In Colossians 2 in The Message it says
“I want you woven into a tapestry of love, in touch with everything there is to know of God. Then you will have minds confident and at rest, focused on Christ, God’s great mystery. All the richest treasures of wisdom and knowledge are embedded in that mystery and nowhere else.”
Here at Uniting Women, our stories have collided into that tapestry, the Creator’s tapestry. In the last few years the tapestry has grown from Eora nation, to Kaurna nation, to now here on Yuggera, Jagera, and Turrabul nations, here in Meanjin, the place now called Brisbane. And whilst we stand on concrete and bitumen, and we are deafened by the noise of the city, we know we stand on country here in Kurilpa – the place of the water rat, we look out to Maiwar, the Brisbane River, we see the story of Biame, the Rainbow Serpent, the Creator, we look to the west and see Mt Coot-ha, the place of Kuta, the native honey bee – and we realise we have much work to do.
Our tapestry of love, of sisterhood, of followers of Jesus – travels back with us as we return to the places we now live. Sacred country. Ancient country. One does not have to travel to be on country. My hope is you return with the yearning to learn of the first peoples of the land on which you live to embrace their ancient wisdom, to stitch the next part of the tapestry to embrace today’s wonder.
The Creator has taken these ancient threads and new threads and is weaving a tapestry called Australia.
As Aunty Ellen Trevorrow, from the Ngarrindjeri peoples, who comes from over 2,000 generations of weavers, says,
“Stitch by stich, circle by circle, weaving is like the creation of life, all things are connected.”
As we stretch out our hand with our needle and thread, and as you encourage each sister around you to pick up their needle and thread, we weave together ancient wisdom to create today’s wonder.
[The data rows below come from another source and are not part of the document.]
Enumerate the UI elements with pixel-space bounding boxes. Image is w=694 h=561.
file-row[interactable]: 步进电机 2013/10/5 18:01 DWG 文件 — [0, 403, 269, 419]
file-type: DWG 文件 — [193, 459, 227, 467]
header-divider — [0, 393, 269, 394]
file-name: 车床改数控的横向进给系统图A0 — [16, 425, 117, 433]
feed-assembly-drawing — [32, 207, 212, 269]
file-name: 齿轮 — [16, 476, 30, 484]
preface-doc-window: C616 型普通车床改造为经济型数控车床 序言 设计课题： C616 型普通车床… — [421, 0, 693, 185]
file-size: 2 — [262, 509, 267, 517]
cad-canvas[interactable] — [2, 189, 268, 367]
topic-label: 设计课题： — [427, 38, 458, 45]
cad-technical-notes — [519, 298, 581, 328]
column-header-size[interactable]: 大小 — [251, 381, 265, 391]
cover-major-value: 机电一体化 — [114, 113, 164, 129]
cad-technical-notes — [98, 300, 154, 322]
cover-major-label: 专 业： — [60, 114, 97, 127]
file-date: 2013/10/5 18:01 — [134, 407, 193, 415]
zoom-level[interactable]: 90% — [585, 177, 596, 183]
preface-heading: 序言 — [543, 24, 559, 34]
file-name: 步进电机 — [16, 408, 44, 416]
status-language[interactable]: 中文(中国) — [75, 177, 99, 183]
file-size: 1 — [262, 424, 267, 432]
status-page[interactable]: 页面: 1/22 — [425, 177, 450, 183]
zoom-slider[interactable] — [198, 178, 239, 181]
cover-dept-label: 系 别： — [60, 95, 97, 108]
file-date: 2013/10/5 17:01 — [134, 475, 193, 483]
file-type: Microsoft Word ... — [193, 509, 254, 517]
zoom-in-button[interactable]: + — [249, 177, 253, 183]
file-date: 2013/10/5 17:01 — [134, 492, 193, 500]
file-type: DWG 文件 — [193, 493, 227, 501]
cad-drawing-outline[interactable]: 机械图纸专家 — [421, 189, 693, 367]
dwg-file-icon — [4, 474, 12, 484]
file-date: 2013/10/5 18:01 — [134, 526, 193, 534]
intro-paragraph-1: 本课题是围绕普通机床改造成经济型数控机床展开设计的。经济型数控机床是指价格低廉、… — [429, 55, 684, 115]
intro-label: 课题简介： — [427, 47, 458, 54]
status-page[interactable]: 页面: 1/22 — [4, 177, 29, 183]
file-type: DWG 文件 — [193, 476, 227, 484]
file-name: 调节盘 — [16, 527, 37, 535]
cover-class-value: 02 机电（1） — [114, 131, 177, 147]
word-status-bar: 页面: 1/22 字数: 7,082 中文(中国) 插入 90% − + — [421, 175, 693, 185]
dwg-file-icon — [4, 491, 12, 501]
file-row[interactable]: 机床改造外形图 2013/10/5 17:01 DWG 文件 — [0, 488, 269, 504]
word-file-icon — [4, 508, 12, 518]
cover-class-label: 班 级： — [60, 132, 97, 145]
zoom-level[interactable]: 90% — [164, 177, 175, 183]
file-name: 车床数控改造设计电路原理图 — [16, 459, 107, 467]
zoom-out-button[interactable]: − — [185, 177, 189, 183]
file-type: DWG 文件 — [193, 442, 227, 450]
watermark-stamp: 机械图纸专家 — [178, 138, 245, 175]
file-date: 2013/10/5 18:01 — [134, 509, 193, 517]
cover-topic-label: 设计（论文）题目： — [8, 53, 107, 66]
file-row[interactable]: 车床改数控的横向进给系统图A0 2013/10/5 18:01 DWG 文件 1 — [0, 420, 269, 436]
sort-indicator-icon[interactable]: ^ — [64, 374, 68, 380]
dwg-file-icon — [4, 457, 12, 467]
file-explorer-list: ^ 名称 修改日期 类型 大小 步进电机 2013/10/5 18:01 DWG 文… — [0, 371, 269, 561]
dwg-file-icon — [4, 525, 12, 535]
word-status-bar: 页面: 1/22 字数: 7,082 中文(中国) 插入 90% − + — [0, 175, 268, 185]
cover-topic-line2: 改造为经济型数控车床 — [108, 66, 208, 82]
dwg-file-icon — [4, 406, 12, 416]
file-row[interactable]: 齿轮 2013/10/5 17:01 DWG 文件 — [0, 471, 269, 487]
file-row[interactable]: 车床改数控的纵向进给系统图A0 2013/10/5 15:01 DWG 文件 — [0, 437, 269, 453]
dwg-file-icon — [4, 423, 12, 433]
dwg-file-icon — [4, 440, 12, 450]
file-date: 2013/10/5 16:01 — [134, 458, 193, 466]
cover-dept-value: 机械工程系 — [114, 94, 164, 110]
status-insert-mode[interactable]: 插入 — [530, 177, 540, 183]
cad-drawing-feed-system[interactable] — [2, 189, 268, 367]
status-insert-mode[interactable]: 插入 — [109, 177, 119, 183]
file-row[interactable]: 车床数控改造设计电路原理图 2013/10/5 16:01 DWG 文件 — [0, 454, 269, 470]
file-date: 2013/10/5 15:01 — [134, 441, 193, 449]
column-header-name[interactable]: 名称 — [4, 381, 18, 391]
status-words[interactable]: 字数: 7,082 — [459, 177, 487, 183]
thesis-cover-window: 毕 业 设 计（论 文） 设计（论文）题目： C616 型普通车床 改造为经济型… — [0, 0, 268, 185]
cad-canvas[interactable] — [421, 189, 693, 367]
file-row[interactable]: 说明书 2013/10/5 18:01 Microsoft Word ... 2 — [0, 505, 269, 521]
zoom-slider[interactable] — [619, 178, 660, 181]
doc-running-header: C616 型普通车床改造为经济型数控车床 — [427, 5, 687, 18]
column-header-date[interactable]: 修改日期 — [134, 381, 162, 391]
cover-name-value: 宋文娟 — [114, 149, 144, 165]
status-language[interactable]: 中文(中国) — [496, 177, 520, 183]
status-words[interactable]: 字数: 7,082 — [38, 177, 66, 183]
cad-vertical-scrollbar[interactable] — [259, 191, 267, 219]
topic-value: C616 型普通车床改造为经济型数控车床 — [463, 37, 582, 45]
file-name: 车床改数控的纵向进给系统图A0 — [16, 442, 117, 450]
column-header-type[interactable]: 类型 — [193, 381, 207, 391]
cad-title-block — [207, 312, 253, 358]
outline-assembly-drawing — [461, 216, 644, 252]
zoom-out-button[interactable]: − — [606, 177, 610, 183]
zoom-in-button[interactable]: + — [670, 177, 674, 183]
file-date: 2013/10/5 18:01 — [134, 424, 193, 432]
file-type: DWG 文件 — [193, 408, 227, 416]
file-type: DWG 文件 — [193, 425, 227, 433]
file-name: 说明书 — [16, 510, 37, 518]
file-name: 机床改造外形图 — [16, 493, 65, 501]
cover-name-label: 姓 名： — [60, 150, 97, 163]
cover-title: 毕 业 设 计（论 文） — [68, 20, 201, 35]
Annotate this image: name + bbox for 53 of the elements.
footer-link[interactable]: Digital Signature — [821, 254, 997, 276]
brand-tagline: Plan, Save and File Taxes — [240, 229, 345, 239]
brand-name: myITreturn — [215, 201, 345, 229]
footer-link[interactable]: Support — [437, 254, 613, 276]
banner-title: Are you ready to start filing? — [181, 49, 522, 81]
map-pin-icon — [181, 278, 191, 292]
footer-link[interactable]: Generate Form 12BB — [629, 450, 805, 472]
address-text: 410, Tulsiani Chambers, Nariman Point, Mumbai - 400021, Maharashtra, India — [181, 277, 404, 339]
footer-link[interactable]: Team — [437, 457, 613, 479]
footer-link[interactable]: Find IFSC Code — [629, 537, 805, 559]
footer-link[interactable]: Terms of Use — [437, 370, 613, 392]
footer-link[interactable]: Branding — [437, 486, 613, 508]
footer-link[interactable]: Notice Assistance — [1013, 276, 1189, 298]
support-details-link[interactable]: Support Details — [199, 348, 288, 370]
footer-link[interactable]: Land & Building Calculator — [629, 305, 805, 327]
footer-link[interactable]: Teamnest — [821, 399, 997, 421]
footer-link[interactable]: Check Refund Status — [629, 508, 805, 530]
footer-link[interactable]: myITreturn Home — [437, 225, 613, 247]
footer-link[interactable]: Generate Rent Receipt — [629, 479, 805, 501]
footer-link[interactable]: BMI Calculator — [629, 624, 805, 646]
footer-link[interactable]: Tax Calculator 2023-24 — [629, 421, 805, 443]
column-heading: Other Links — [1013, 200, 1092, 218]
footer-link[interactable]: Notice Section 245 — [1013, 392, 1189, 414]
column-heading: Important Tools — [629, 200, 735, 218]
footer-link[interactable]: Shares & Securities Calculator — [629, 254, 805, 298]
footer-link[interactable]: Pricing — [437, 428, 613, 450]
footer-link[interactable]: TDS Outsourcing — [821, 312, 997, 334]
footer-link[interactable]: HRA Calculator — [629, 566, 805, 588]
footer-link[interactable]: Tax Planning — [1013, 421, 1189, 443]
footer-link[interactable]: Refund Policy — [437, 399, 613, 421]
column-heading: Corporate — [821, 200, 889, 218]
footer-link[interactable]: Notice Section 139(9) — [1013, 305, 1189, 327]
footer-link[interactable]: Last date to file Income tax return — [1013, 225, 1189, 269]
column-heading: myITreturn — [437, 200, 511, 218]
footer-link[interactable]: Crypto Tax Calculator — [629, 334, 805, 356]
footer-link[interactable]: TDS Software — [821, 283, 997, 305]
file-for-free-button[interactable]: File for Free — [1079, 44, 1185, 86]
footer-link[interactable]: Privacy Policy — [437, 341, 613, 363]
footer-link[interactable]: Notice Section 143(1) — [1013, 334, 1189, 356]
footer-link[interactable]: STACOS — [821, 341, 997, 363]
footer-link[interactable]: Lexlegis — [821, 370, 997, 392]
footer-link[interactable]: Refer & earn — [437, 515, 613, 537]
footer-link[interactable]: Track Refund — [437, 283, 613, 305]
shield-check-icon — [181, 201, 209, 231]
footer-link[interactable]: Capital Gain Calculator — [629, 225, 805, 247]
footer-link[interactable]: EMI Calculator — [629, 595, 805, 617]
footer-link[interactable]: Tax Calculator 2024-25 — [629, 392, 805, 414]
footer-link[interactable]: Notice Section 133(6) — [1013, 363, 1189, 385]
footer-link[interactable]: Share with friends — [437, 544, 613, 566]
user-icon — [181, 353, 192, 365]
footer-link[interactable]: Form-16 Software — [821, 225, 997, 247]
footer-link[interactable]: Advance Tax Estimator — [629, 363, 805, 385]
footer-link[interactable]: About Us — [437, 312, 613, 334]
We weave together as women, Love and Leadership, Strength and Solidarity, Friendship and Faith, Beauty and Bravery, Kindness and Kingdom, Humanity and Hope.
Together, across cultures, across congregations, across this movement that is the Uniting Church - we are WEAVING WISDOM AND WONDER.
Let us stand together.
A blessing in the words of Aunty Betty Pike:
May you always stand as tall as a tree,
Be as strong as the rock Uluru,
As gentle and still as the morning mist,
Hold the warmth of the campfire in your heart,
And may the Creator Spirit, Lord God, Papa Jesus, always walk with you and walk with us.